# Windshield antenna for a 69?



## plm999 (Jul 23, 2011)

I would love to eliminate the fender antenna on my 1969 GTO (tribute), and while I like the look of the rear power antenna, I understand it would interfere with a rear spoiler, which I intend to add.
Has anyone adapted a 1969 to use the windshield radio antenna? I'm pretty sure the glass is a fit, but there is probably some modification required to the windshield channel to accomodate the connector.
Is there a reason why this is a bad idea?
I'm maybe a year or more away from a re-paint, but if the windshield idea is a bad idea, I'll put a power antenna on it sooner.
Thanks


----------



## ALKYGTO (Mar 29, 2010)

I deleted the fender antenna on my car and ran a "remote" antenna under the dash. Honestly though I can't tell you how it works because for one I have a 12 disk CD player and an ipod plug in.

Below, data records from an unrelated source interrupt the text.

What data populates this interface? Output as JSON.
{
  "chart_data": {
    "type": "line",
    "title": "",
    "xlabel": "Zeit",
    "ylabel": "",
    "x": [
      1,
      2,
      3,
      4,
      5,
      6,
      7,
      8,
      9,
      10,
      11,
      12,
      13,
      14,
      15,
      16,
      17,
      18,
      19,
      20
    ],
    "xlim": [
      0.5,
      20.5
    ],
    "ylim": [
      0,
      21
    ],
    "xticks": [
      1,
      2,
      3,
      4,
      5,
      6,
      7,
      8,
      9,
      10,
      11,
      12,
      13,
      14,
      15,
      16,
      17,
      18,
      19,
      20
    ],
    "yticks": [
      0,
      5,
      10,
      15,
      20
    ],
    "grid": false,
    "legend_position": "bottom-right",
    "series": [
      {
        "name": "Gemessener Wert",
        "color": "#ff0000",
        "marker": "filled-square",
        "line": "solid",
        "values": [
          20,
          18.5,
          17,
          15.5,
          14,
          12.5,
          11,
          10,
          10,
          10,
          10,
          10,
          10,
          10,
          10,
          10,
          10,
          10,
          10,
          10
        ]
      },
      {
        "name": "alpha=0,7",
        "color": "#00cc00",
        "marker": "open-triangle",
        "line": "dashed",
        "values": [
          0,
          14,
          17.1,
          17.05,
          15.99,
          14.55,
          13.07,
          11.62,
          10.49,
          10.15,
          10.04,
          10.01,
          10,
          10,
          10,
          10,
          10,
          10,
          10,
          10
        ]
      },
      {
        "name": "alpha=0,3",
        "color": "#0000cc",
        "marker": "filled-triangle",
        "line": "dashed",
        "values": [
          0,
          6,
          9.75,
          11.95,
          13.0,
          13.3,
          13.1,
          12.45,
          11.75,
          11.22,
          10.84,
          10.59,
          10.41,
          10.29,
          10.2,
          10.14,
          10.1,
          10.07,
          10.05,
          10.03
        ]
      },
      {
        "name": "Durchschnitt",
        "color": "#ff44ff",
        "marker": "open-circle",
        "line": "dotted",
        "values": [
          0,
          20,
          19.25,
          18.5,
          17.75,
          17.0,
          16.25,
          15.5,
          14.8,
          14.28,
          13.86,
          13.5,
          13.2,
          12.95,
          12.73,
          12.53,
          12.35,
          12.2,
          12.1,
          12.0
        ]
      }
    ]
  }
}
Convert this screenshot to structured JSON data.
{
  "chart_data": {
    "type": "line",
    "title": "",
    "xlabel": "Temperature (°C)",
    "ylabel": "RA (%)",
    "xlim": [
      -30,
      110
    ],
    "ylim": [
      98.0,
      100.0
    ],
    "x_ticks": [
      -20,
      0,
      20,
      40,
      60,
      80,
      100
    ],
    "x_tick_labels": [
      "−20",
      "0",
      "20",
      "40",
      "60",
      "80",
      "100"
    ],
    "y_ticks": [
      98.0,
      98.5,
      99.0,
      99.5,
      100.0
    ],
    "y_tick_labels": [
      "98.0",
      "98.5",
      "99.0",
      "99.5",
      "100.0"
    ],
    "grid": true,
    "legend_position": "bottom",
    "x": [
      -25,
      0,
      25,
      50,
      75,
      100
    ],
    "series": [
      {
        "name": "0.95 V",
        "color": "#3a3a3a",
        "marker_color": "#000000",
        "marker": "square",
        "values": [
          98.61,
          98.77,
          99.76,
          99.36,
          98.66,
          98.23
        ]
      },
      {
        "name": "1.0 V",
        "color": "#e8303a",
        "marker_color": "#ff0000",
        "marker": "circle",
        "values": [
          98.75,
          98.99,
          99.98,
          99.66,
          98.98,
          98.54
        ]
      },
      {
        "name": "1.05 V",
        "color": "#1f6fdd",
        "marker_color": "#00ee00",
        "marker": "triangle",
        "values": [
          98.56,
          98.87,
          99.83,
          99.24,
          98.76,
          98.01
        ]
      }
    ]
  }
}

 That and I have'nt listened to the radio in my car for years because the engine makes it's own beautiful music. I'm actually going to take it all out this year to save wieght and complications under the dash as it's all mounted in the glove box.


----------



## TK69tempest (Feb 28, 2011)

I installed a windshield w/ antenna on my '69 Tempest. All that is required is a small hole drilled in the cowl at the base of the windshield for the pig tail to feed through - there are pictures on the net that show where. The antenna pigtail is available from many sources and seals itself when you screw it in place - then you plug the windshield lead into the pigtail. I don't know how well the antenna works yet because I haven't installed a stereo yet - that's a few months away still...


----------



## 67GTOCoupe (Mar 6, 2013)

Dad had a 70 Rivera with the optional windshield mounted antenna. Bought it brand new and I remember the day he drove it home. 
As for the antenna reception it was horrible and I remember Dad constantly complaining about the horrible reception and that was when the car was brand new in 70. It gave the car a nice clean look with no ugly antenna hanging on the fender but it never did work as good as a standard antenna.


----------